Sunday, November 11, 2007

Turns out the kids are drunks

Last week the kids and I tagged along with Eric while he was out of town at a County Attorney’s conference. In our family this is what passes for a vacation. In fact, the girls have never been on a “vacation” that didn’t involve Eric being gone during the day for training and the attendance of the state Attorney General.

Anyway, while out to dinner one night with Eric’s assistant, a woman in her 20’s who is expecting her first child in the spring, Eric and I tried to pass along the thimble full of knowledge that these five years of parenting have taught us.

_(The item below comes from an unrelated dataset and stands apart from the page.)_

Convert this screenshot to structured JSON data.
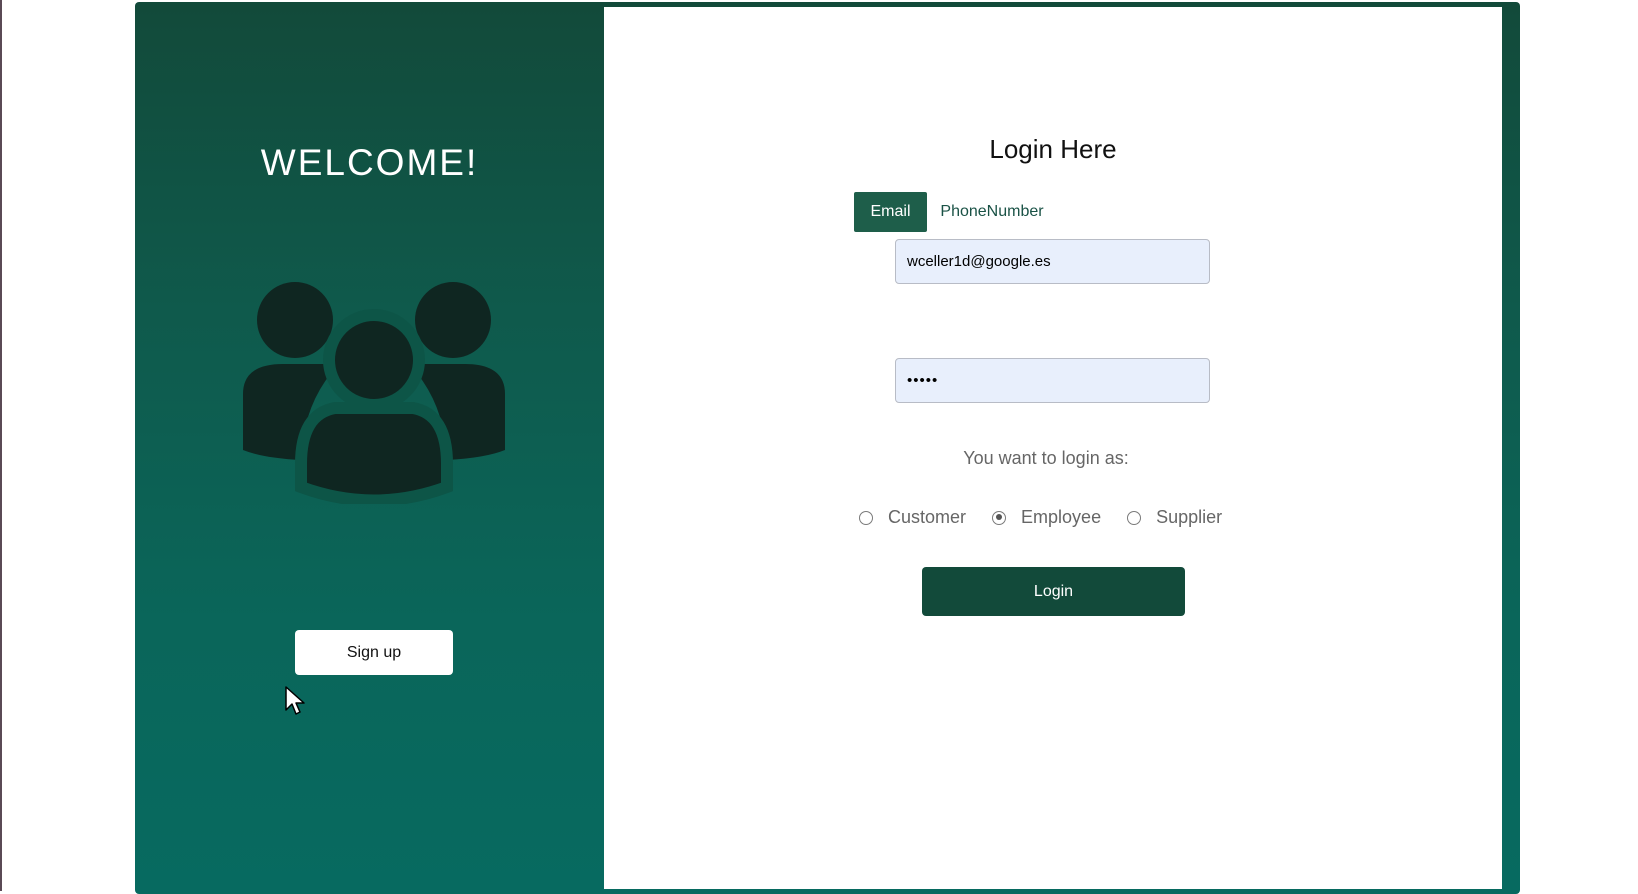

In our defense, when we issued the invitation we warned her that it was too late for her, that she was already pregnant, had announced it to the world, and maybe she would like to stay home instead of eat out with us. After all, she was bound to see things at dinner with our two girls (who had been stuck in a hotel room for four days) that would make her rethink her decision to bring a child into her life. She laughed (fool!) and bravely ventured out with us, her only comfort the lie that every scared pregnant woman tells herself when faced with other people’s children, “Well, my kids won’t be like that.”

Yeah, mine either.

At dinner Eric told her something that, at the time, just seemed funny, but now, with a couple of days to mull it over, has become life changing to me. Eric told her that living with children was like living with a house full of drunk people: they run into things, fall over for no obvious reason, there is vomit and other bodily fluids to clean up, one minute they are laughing hysterically at nothing, the next minute they are sobbing over an imagined slight, then, another moment later they are going on and on about how much they love you.

And my god, he is right: that is what it is like to live with children! In fact, as if to punctuate his theory, Claudia ended the evening in the restaurant lobby having such diarrhea that it spilled through her pants and down Eric’s shirt (something I swear that hasn’t happened since she was an infant more than two years ago.) Who, other than drunks and children, defecate on themselves (and others) in public?

And here’s the thing, my kids are pretty good kids… but they’re still kids. They don’t start fires or shout obscenities. They almost never break things and they, more often than not, remember to say please and thank you. But, that said, even on good days they still act a lot like drunken adults. And while this isn’t the kind of knowledge that is going to change the rest of the world it has made things a little better for me. Somehow I feel less guilty that I do not blissfully love every minute of my life.

Because, honestly, there is a lot of the day that just sucks. I look at all of the people in our lives that are having trouble conceiving and I feel like I am so lucky to have been able to have two healthy children (and counting) without much trouble that I should be thankful for every moment, but it doesn’t work that way. In fact, for me even a near death experience didn’t give me that “every moment is precious” feeling for very long. But now I think: What other frat housemother loves every minute of it?

Yes, I adore my kids, but I do not adore the things that fill our day. Even if, after five years, wiping bottoms and dealing with breakdowns doesn’t faze me, they still aren’t my favorite part of the day, and I guess that’s okay because I maybe these actions are just unlovable. Maybe it’s okay to take my good fortune for granted. No infertile couple out there is going to get pregnant just because I pretended that I love every minute of this. Eric’s assistant isn’t going to buy that it’s a barrel of laughs every moment, even if I lied and told her it was.

And one day my kids will have their own kids and they will probably find parenthood a walk in the park. I can just imagine them turning to one another and marveling at just what a whiner I was. They will get no unrealistic expectations for themselves from me. Here we are just taking each day as it comes and doing the best we can.
And I guess that’s okay because, also like a bunch of drunk people, the girls are unlikely to remember much of the daily goings on here.